Pelosi was discussing President Biden's commitments to addressing climate change and the role women will play, when she took a moment to point to what she said were the administration's accomplishments thus far.
"We’re here to report on what we have done," Pelosi said, going on to refer to "a nearly trillion dollar investment in Build Back Better and bipartisan infrastructure framework" that "recognizes the interconnectiveness [sic] of climate change and gender justice and enables women and girls to lead a just transition to clean energy economy of the future."
Pelosi went on to talk about the administration's "mission to decarbonize and realign every sector of the economy … to scale the solutions necessary for achieving net zero pollution globally," which is reflected in the bipartisan infrastructure bill that Congress has already passed. She then, however, referred to multiple "bills," indicating that she was also pointing to the social spending bill that has not yet passed.
The House speaker then detailed several aspects of the social spending bill that Democrats are hoping to put into place.
"It also is an investment in our care economy — child care, family medical leave; it’s about home health care, it’s about universal pre-K, all of the things that liberate women to play a more important role in our economy," she said.

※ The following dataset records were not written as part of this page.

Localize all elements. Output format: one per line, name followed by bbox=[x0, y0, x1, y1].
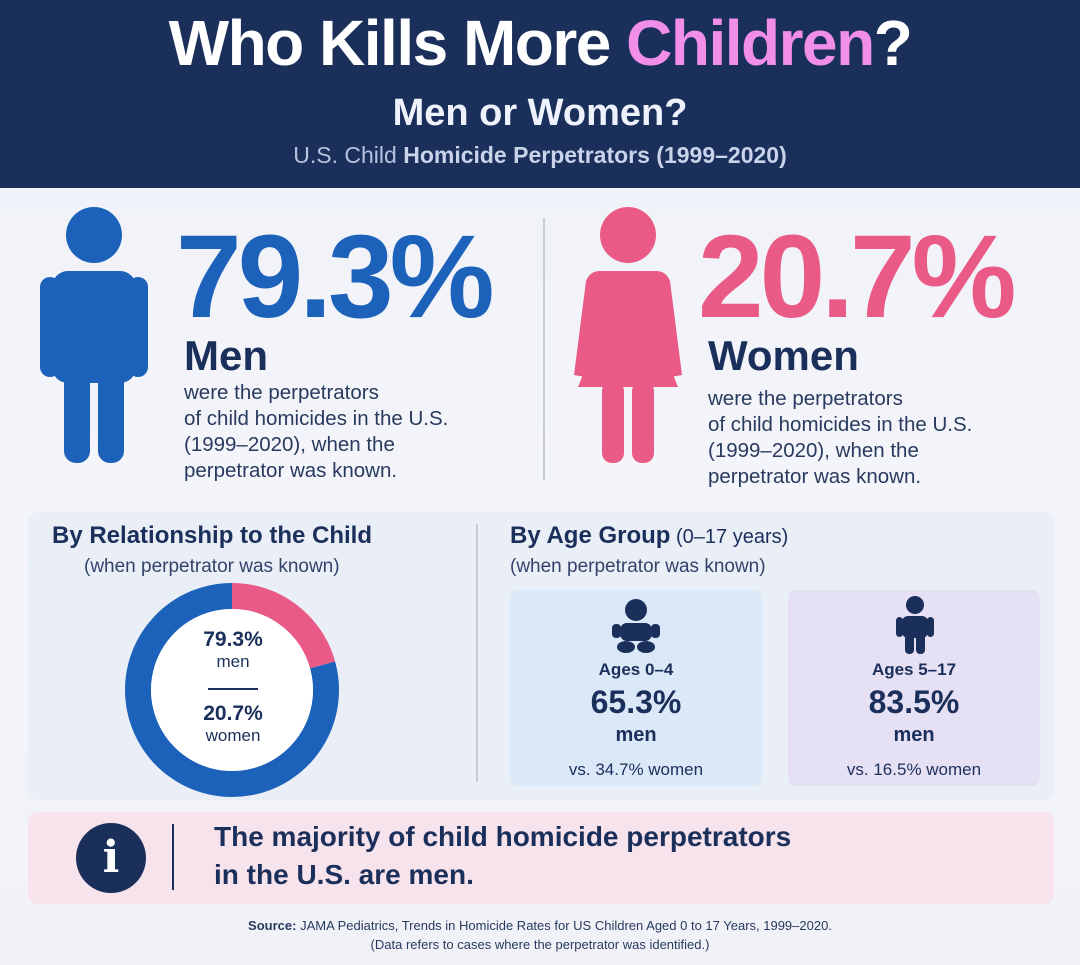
women-desc-line: (1999–2020), when the bbox=[708, 439, 919, 462]
page-subtitle: Men or Women? bbox=[392, 92, 688, 134]
key-finding-line: The majority of child homicide perpetrat… bbox=[214, 821, 792, 852]
age-card-men-pct: 65.3% bbox=[590, 684, 682, 720]
key-finding-banner bbox=[28, 812, 1054, 904]
key-finding-text: The majority of child homicide perpetrat… bbox=[214, 818, 974, 894]
donut-separator bbox=[208, 688, 258, 690]
panel-divider bbox=[476, 524, 478, 782]
donut-hole bbox=[151, 609, 313, 771]
male-figure-icon bbox=[40, 207, 148, 463]
donut-women-pct: 20.7% bbox=[203, 702, 263, 725]
title-accent: Children bbox=[626, 7, 875, 79]
stats-divider bbox=[543, 218, 545, 480]
caption-prefix: U.S. Child bbox=[293, 142, 397, 168]
caption-main: Homicide Perpetrators (1999–2020) bbox=[396, 142, 787, 168]
women-label: Women bbox=[708, 332, 859, 379]
age-card-women-comparison: vs. 16.5% women bbox=[846, 760, 982, 779]
header-banner: Who Kills More Children? Men or Women? U… bbox=[0, 0, 1080, 188]
age-card-5-17: Ages 5–17 83.5% men vs. 16.5% women bbox=[788, 590, 1040, 786]
donut-men-label: men bbox=[216, 652, 250, 671]
donut-slice-men bbox=[125, 583, 339, 797]
source-note: (Data refers to cases where the perpetra… bbox=[370, 937, 710, 952]
age-card-label: Ages 0–4 bbox=[598, 660, 674, 679]
donut-ring bbox=[125, 583, 339, 797]
women-desc-line: were the perpetrators bbox=[708, 387, 903, 410]
relationship-heading: By Relationship to the Child bbox=[52, 522, 373, 549]
donut-slice-women bbox=[231, 583, 336, 669]
men-desc-line: perpetrator was known. bbox=[184, 459, 398, 482]
age-card-men-label: men bbox=[893, 724, 935, 746]
female-figure-icon bbox=[574, 207, 682, 463]
donut-women-text: 20.7% women bbox=[173, 702, 293, 746]
info-divider bbox=[172, 824, 174, 890]
age-heading: By Age Group (0–17 years) bbox=[510, 522, 788, 550]
page-caption: U.S. Child Homicide Perpetrators (1999–2… bbox=[0, 142, 1080, 169]
child-icon bbox=[896, 596, 934, 654]
age-heading-text: By Age Group bbox=[510, 522, 671, 549]
men-label: Men bbox=[184, 332, 268, 379]
women-desc-line: of child homicides in the U.S. bbox=[708, 413, 973, 436]
age-subheading: (when perpetrator was known) bbox=[510, 556, 766, 577]
source-label: Source: bbox=[248, 918, 297, 933]
women-description: were the perpetrators of child homicides… bbox=[708, 386, 1038, 490]
source-citation: Source: JAMA Pediatrics, Trends in Homic… bbox=[0, 918, 1080, 933]
donut-men-text: 79.3% men bbox=[173, 628, 293, 672]
men-desc-line: were the perpetrators bbox=[184, 381, 379, 404]
men-description: were the perpetrators of child homicides… bbox=[184, 380, 514, 484]
men-desc-line: (1999–2020), when the bbox=[184, 433, 395, 456]
relationship-donut-chart bbox=[125, 583, 339, 797]
men-desc-line: of child homicides in the U.S. bbox=[184, 407, 449, 430]
info-icon: i bbox=[76, 823, 146, 893]
age-card-women-comparison: vs. 34.7% women bbox=[568, 760, 704, 779]
title-question-mark: ? bbox=[873, 7, 913, 79]
age-card-men-label: men bbox=[615, 724, 657, 746]
key-finding-line: in the U.S. are men. bbox=[214, 859, 474, 890]
source-text: JAMA Pediatrics, Trends in Homicide Rate… bbox=[296, 918, 832, 933]
title-text: Who Kills More bbox=[168, 7, 627, 79]
donut-men-pct: 79.3% bbox=[203, 628, 263, 651]
donut-women-label: women bbox=[205, 726, 261, 745]
women-percentage: 20.7% bbox=[698, 211, 1017, 343]
age-heading-range: (0–17 years) bbox=[670, 526, 789, 548]
age-card-0-4: Ages 0–4 65.3% men vs. 34.7% women bbox=[510, 590, 762, 786]
age-card-men-pct: 83.5% bbox=[868, 684, 960, 720]
page-title: Who Kills More Children? bbox=[0, 6, 1080, 80]
age-card-label: Ages 5–17 bbox=[871, 660, 957, 679]
women-desc-line: perpetrator was known. bbox=[708, 465, 922, 488]
baby-icon bbox=[612, 599, 660, 653]
men-percentage: 79.3% bbox=[176, 211, 495, 343]
relationship-subheading: (when perpetrator was known) bbox=[84, 556, 340, 577]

When asked why she listed these agenda items in a discussion of "what we have done," Pelosi's office pointed to the progress House members have made on the bill.
"We’ve passed the rule on the Build Back Better Act so the legislation has been advanced beyond the extensive committee process," Pelosi's deputy chief of staff Drew Hammill told Fox News.
The House still needs to hold a vote to pass the bill itself, and nearly every Democrat will be needed to do so as they hold a slim majority in the chamber. Should they accomplish this, the Senate would still have to approve it — something that would take some effort given the resistance from moderate Democratic Sens. Joe Manchin, D-W.Va., and Kyrsten Sinema, D-Ariz.